(LETTRE D’AFRIQUE) Cette semaine, l’Éthiopie a marqué une étape significative et historique dans son processus d’ouverture économique en lançant sa bourse des valeurs, un événement qui pourrait transformer le paysage économique du pays. Selon les autorités locales, ce développement stratégique s’inscrit pleinement dans la vision du Premier ministre Abiy Ahmed, qui œuvre sans relâche à intégrer davantage l’investissement privé au sein de l’économie éthiopienne, souvent considérée comme l’une des plus prometteuses d’Afrique. Cette initiative, qui vise à stimuler la transparence et la confiance des investisseurs, pourrait également inciter d’autres nations africaines à suivre un modèle similaire, créant ainsi un élan vers une intégration économique régionale.
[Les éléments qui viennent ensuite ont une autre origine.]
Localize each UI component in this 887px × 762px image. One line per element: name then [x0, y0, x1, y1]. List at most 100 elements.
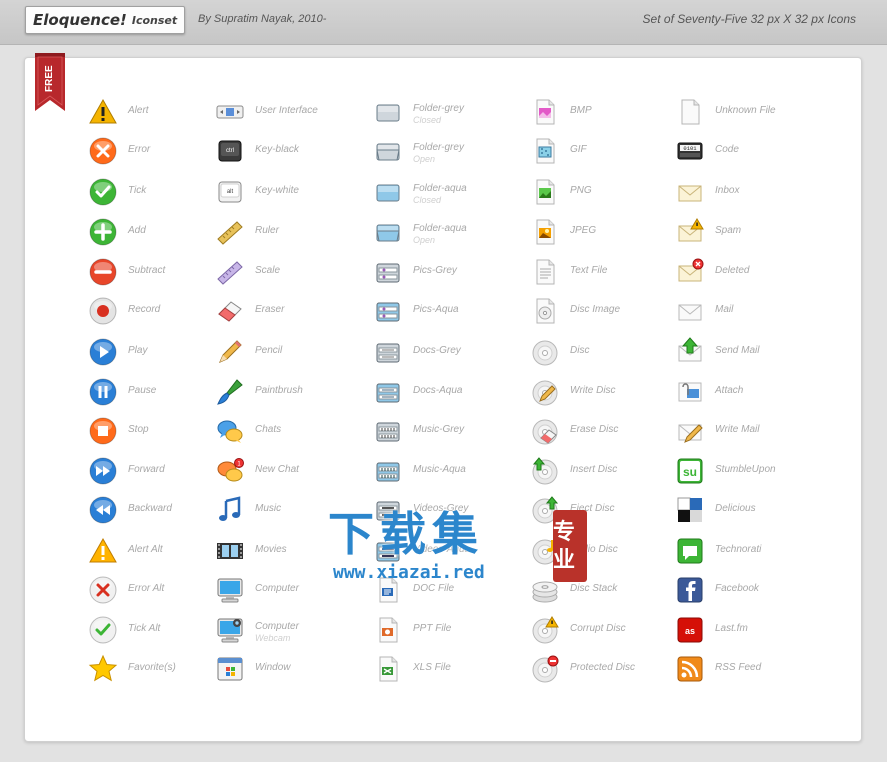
icon-name: Key-white	[255, 185, 299, 196]
docs-grey-icon	[376, 343, 400, 363]
pics-grey-icon	[376, 263, 400, 283]
delicious-icon	[677, 497, 702, 522]
docs-aqua-icon	[376, 383, 400, 403]
icon-name: Computer	[255, 583, 299, 594]
icon-label: Unknown File	[715, 97, 776, 117]
videos-aqua-icon	[376, 542, 400, 562]
folder-aqua-open-icon	[376, 224, 400, 242]
alert-item: Alert	[88, 97, 149, 127]
music-item: Music	[215, 495, 281, 525]
icon-label: Spam	[715, 217, 741, 237]
icon-label: Docs-Grey	[413, 337, 461, 357]
write-disc-item: Write Disc	[530, 377, 616, 407]
icon-label: Technorati	[715, 536, 761, 556]
forward-icon	[89, 457, 117, 485]
icon-label: Alert Alt	[128, 536, 163, 556]
doc-file-item: DOC File	[373, 575, 454, 605]
icon-label: User Interface	[255, 97, 318, 117]
svg-text:ctrl: ctrl	[226, 148, 234, 154]
icon-name: Write Mail	[715, 424, 760, 435]
icon-label: Backward	[128, 495, 172, 515]
icon-label: Attach	[715, 377, 743, 397]
icon-name: RSS Feed	[715, 662, 762, 673]
svg-text:as: as	[685, 626, 695, 636]
send-mail-icon	[678, 337, 702, 362]
icon-label: Erase Disc	[570, 416, 618, 436]
erase-disc-item: Erase Disc	[530, 416, 618, 446]
music-aqua-icon	[376, 462, 400, 482]
icon-name: Ruler	[255, 225, 279, 236]
mail-item: Mail	[675, 296, 733, 326]
alert-icon	[89, 98, 117, 124]
pics-aqua-item: Pics-Aqua	[373, 296, 459, 326]
folder-aqua-open-item: Folder-aqua Open	[373, 217, 467, 247]
icon-name: Delicious	[715, 503, 756, 514]
disc-image-item: Disc Image	[530, 296, 620, 326]
icon-label: Paintbrush	[255, 377, 303, 397]
icon-name: Send Mail	[715, 345, 760, 356]
icon-label: Folder-aqua Open	[413, 217, 467, 246]
window-item: Window	[215, 654, 290, 684]
icon-label: Computer Webcam	[255, 615, 299, 644]
icon-variant: Closed	[413, 195, 442, 205]
icon-name: Pics-Grey	[413, 265, 457, 276]
pics-grey-item: Pics-Grey	[373, 257, 457, 287]
gif-icon	[536, 138, 555, 164]
eject-disc-item: Eject Disc	[530, 495, 614, 525]
tick-icon	[89, 178, 117, 206]
icon-name: Folder-grey	[413, 142, 464, 153]
icon-name: Stop	[128, 424, 149, 435]
user-interface-icon	[216, 105, 244, 119]
music-grey-item: Music-Grey	[373, 416, 464, 446]
docs-aqua-item: Docs-Aqua	[373, 377, 462, 407]
png-icon	[536, 179, 555, 205]
icon-label: Audio Disc	[570, 536, 618, 556]
icon-name: JPEG	[570, 225, 597, 236]
icon-label: Music-Grey	[413, 416, 464, 436]
key-white-item: alt Key-white	[215, 177, 299, 207]
icon-name: Attach	[715, 385, 744, 396]
ruler-item: Ruler	[215, 217, 279, 247]
icon-name: Scale	[255, 265, 281, 276]
unknown-file-item: Unknown File	[675, 97, 776, 127]
icon-label: Add	[128, 217, 146, 237]
icon-name: Pause	[128, 385, 157, 396]
icon-label: Folder-aqua Closed	[413, 177, 467, 206]
icon-label: Record	[128, 296, 160, 316]
icon-name: Eraser	[255, 304, 285, 315]
insert-disc-item: Insert Disc	[530, 456, 617, 486]
icon-label: Pics-Grey	[413, 257, 457, 277]
write-disc-icon	[532, 380, 558, 406]
icon-label: Favorite(s)	[128, 654, 176, 674]
icon-label: DOC File	[413, 575, 454, 595]
icon-label: PNG	[570, 177, 592, 197]
backward-icon	[89, 496, 117, 524]
icon-label: Facebook	[715, 575, 759, 595]
icon-label: Protected Disc	[570, 654, 635, 674]
rss-feed-icon	[677, 656, 703, 682]
icon-name: Docs-Aqua	[413, 385, 463, 396]
icon-name: Alert	[128, 105, 149, 116]
ruler-icon	[217, 221, 243, 245]
text-file-item: Text File	[530, 257, 607, 287]
icon-name: Music	[255, 503, 282, 514]
icon-label: Videos-Aqua	[413, 536, 470, 556]
xls-file-item: XLS File	[373, 654, 451, 684]
icon-name: Docs-Grey	[413, 345, 461, 356]
play-item: Play	[88, 337, 147, 367]
computer-webcam-icon	[217, 618, 243, 643]
facebook-item: Facebook	[675, 575, 759, 605]
icon-label: Tick	[128, 177, 146, 197]
add-icon	[89, 218, 117, 246]
eraser-icon	[218, 301, 242, 322]
delicious-item: Delicious	[675, 495, 756, 525]
icon-label: Mail	[715, 296, 733, 316]
new-chat-icon: 1	[217, 458, 244, 482]
deleted-item: Deleted	[675, 257, 749, 287]
play-icon	[89, 338, 117, 366]
write-mail-item: Write Mail	[675, 416, 759, 446]
icon-label: Last.fm	[715, 615, 748, 635]
erase-disc-icon	[532, 419, 558, 445]
error-icon	[89, 137, 117, 165]
icon-label: Deleted	[715, 257, 749, 277]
Tilahun Kassahun, le directeur général de l’Ethiopian Security Exchange (ESX), a exprimé un optimisme palpable quant à l’adhésion future de 90 sociétés dans les dix années à venir, un objectif ambitieux qui témoigne de l’enthousiasme suscité par cette nouvelle initiative. Toutefois, il est important de noter qu’à l’heure actuelle, seule la Wegagen Bank a été cotée, bien que l’entreprise publique de télécommunications Ethio Telecom se prépare activement à rejoindre le marché, un développement qui pourrait transformer le secteur des télécommunications et, par extension, dynamiser l’économie numérique du pays. La présence d’Ethio Telecom sur le marché pourrait également encourager d’autres entreprises du secteur technologique à entrer en bourse, contribuant ainsi à diversifier les investissements sur le marché.
L’Éthiopie, qui est la deuxième nation la plus peuplée d’Afrique avec près de 130 millions d’habitants, possède une histoire complexe et tumultueuse en ce qui concerne les marchés boursiers. En effet, la première bourse des valeurs du pays fut créée dans les années 60 et 70, mais a été fermée après le coup d’État militaire socialiste de 1974, qui a mis un terme à la monarchie et a plongé le pays dans une période d’instabilité. Cette histoire politique, lourde de enjeux, continue d’influencer la perception des investisseurs, qui restent prudents face aux incertitudes historiques et aux défis socio-économiques persistants.
Malgré ces défis historiques, l’Éthiopie a réussi à enregistrer des taux de croissance économique parmi les plus rapides du continent au cours des dernières années. L’arrivée au pouvoir d’Abiy Ahmed en 2018 a coïncidé avec le lancement de nombreuses réformes destinées à libéraliser l’économie, attirant l’attention du monde entier sur le potentiel inexploité de ce pays aux ressources naturelles abondantes. Ces réformes ont suscité un vif intérêt de la part d’entreprises étrangères, comme la société kényane Safaricom, qui a obtenu la première licence privée de télécommunications en 2021, marquant ainsi un tournant dans le secteur des télécommunications et ouvrant la voie à d’autres investisseurs étrangers. De plus, le succès de ces initiatives pourrait servir de modèle et d’incitation à d’autres pays africains cherchant à moderniser leurs économies respectives.
Cependant, l’essor de l’économie éthiopienne n’est pas sans défis. Les conflits armés dans plusieurs régions, et notamment la guerre civile qui a ravagé la région du Tigré entre 2020 et 2022, ont provoqué des déplacements massifs de populations et des pertes humaines considérables, compliquant davantage le climat d’investissement. L’impact de ces conflits est aggravé par des considérations telles que la sécurité régionale et la stabilité politique, qui demeurent essentielles pour la confiance des investisseurs étrangers. Par ailleurs, certains investisseurs nourrissent des doutes concernant l’engagement sincère du gouvernement envers une véritable libéralisation économique, craintes exacerbées par l’instabilité politique persistante et un manque de clarté sur les politiques économiques à long terme.
Dans ce contexte complexe, l’initiative de créer une bourse des valeurs représente à la fois un immense espoir pour l’économie éthiopienne, mais aussi un défi de taille pour instaurer la confiance nécessaire à l’investissement privé. Le succès de l’Ethiopian Security Exchange sera observé de très près tant par les investisseurs locaux qu’internationaux, car il reflétera non seulement le potentiel de croissance du pays, mais également son intégration dans une économie mondiale en constante mutation.
Alors que les marchés financiers peuvent souvent être perçus comme un baromètre de la santé économique d’une nation, la capacité de l’Éthiopie à naviguer ces eaux tumultueuses déterminera l’ampleur de son avenir économique. L’avenir de cette bourse sera donc crucial pour définir l’orientation économique de l’Éthiopie dans les années à venir, et son impact pourrait bien se faire sentir au-delà des frontières nationales, promouvant des opportunités de partenariat économique avec d’autres nations et contribuant à une Afrique plus connectée économiquement.